In social terms, protesters are calling for a more caring government attuned to the needs of young, middle-class citizens who serve in the army, pay heavy taxes and provide the engine driving the country’s burgeoning economy.
In economic terms, it is a call for the reversal of nearly three decades of fiscal conservativism at the expense of social services such as education, health and welfare, as well as an appeal against eroding salaries and rising prices.
In other words, the protesters are demanding that today’s thriving free-market Israel use its wealth to create conditions for a restoration of at least some elements of the long-defunct Israeli welfare state.
As an estimated 150,000 people demonstrated Saturday night in 12 locations across the country, the central theme was a demand for “social justice.” To some, it was reminiscent of the students’ revolt in Paris in the late 1960s: an alliance of students, workers and, in the Israeli case, a large, financially strapped middle class of people mostly in their 20s and 30s demanding a new economic order.
But there were key differences: In the Israeli case, there was no violence. Instead, there was a veiled, largely unspoken threat: that if the government fails to act and middle-class people continue to struggle to make ends meet, many more of the best and brightest would leave for countries where there is no defense burden and it’s easier to make a living.
As the protests entered their third week, the great Israeli paradox loomed large: Never has the country been economically stronger, yet never have so many of its young people felt so frustrated at their own personal financial status.
The current situation is partly a result of a constitutional lacuna.
In the mid-1990s, a number of basic laws were passed — together they are eventually meant to form the basis of a constitution for Israel. One of the laws, on the dignity and freedom of man, enshrined property rights, but a balancing companion act on social rights continues to be held up. It would deal with issues like the right to housing, education, health and welfare, and set parameters of state responsibility for their provision.
The bill again is on the agenda, promoted by Meretz Knesset member Zahava Gal-On.
But the country’s current socioeconomic predicament goes much deeper than any law. It is the result of more than two decades of a virtually consistent small government economic policy.
The turning point came in 1985, with inflation running at over 450 percent per annum. It became clear that Israel could no longer afford to maintain the old-style, government-subsidized welfare state.
The economic stability plan introduced by then-Prime Minister Shimon Peres and then Finance Minister Yitzhak Modai entailed stringent cuts in government spending. With its dramatic success in saving the economy, the small government approach quickly became economic orthodoxy.
The economic buzzword in the 1990s was privatization, started by the Likud, taken on board by Labor and then accelerated by Benjamin Netanyahu. When he first became prime minister in 1996, Netanyahu spoke of a thin man, the private sector, tottering under the weight of a fat man, the public sector, and vowed to turn things around. Netanyahu had a strong ideological commitment to free market forces, privatizing government companies and outsourcing social services.

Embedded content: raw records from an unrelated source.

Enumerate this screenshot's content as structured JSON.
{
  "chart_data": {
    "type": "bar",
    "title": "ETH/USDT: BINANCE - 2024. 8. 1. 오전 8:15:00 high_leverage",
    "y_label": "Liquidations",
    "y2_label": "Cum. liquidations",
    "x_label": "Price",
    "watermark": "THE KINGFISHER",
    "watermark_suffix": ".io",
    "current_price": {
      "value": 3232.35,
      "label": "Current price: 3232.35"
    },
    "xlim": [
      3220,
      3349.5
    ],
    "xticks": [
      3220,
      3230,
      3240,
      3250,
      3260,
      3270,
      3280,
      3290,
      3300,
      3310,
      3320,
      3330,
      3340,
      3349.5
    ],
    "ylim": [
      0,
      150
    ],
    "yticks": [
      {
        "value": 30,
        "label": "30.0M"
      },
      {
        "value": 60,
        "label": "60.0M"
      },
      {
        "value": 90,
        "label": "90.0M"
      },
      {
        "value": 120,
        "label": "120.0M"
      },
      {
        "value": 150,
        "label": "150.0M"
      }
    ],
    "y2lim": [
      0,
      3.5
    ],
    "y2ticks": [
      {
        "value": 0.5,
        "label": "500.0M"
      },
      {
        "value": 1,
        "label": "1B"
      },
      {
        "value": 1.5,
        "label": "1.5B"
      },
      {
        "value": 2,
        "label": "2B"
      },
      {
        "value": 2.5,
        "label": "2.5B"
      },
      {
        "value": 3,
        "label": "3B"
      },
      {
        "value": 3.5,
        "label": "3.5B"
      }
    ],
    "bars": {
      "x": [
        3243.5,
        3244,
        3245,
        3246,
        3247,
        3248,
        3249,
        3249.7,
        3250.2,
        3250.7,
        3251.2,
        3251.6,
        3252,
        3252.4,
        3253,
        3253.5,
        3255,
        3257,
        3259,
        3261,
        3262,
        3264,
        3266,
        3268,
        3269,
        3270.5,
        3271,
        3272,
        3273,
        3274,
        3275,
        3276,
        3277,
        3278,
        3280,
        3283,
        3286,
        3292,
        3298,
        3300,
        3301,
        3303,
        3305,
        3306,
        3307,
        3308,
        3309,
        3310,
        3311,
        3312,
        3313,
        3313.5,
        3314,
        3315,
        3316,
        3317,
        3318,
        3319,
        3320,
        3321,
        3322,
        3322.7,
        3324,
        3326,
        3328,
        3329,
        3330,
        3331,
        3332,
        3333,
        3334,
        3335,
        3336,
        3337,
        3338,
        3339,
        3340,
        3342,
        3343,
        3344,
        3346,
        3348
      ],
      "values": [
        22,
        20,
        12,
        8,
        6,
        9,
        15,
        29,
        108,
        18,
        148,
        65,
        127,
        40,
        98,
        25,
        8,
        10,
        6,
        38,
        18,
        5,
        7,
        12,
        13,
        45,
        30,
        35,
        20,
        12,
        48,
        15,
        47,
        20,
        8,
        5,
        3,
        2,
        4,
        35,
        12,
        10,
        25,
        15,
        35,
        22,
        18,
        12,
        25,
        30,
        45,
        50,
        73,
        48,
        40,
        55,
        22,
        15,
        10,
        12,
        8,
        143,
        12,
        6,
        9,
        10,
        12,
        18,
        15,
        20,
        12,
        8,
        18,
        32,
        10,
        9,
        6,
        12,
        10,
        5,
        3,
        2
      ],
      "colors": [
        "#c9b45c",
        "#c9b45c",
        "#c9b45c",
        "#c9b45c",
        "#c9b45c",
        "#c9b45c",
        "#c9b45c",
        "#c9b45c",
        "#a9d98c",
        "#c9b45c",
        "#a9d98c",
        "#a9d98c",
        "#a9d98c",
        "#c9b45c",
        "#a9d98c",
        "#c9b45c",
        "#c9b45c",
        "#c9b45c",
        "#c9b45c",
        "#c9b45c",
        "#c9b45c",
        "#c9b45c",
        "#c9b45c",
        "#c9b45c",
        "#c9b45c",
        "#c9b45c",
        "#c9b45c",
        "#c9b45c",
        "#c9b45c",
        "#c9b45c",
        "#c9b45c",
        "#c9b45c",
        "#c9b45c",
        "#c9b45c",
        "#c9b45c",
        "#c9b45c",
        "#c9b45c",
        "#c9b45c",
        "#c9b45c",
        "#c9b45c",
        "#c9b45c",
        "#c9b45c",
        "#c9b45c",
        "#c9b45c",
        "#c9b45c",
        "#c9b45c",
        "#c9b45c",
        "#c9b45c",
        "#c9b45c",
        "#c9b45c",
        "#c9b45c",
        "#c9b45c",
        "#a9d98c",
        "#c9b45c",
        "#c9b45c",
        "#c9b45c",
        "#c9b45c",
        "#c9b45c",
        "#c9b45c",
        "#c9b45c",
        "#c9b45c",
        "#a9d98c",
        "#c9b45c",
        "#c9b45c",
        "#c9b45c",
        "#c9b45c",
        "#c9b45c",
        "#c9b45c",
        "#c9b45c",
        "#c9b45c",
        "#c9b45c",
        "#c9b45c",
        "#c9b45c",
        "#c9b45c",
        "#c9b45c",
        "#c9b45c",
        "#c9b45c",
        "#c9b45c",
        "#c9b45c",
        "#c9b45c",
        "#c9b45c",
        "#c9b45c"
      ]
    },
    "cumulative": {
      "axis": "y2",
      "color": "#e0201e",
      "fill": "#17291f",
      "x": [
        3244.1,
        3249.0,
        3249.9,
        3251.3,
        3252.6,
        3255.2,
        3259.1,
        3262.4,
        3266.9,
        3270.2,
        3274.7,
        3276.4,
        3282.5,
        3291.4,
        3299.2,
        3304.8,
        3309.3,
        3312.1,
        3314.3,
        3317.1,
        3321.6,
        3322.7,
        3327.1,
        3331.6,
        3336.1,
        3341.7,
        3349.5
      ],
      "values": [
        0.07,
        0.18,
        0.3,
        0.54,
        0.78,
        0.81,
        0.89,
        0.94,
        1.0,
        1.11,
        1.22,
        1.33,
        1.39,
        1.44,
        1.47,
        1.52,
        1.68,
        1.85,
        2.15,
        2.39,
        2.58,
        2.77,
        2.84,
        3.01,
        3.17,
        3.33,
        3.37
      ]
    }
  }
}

This meant the accelerated handover of services to the private sector that once were the sole preserve of government. It was accompanied by a weakening of trade unions and an overall erosion of working conditions and salaries.
The result? Owners and a select few mega-salaried executives became richer and the middle class relatively poorer. It also led to the rise of the Israeli tycoons, who controlled a great deal of the country’s wealth and power. Banks, energy companies, supermarket chains and media properties all were concentrated in the hands of a dozen or so billionaire families.
Netanyahu’s economic philosophy also entailed a reduction of corporate taxes. Big companies paid 5 percent to 20 percent income tax, while the middle class saw the prices of everything from food to cars to apartments rise considerably. The system produced impressive economic growth but left wealth in the hands of the few. The trickle-down effect, middle-class Israelis said, had failed to materialize.
The upshot was that by May 2010, Israel’s economy was robust enough for Israel to be admitted to the Organization for Economic Cooperation and Development — the exclusive club of the world’s strongest economies known as the OECD. But Israel also was the OECD member with the biggest gaps between rich and poor.
Some blame preferential spending on settlements in the West Bank for the lack of funds for social services in Israel. Others focus on welfare for the growing haredi Orthodox population in Israel. Still others point to the limited taxation of the tycoons — tax concessions nationwide are estimated at approximately $11 billion per year, about 11 percent of the national budget.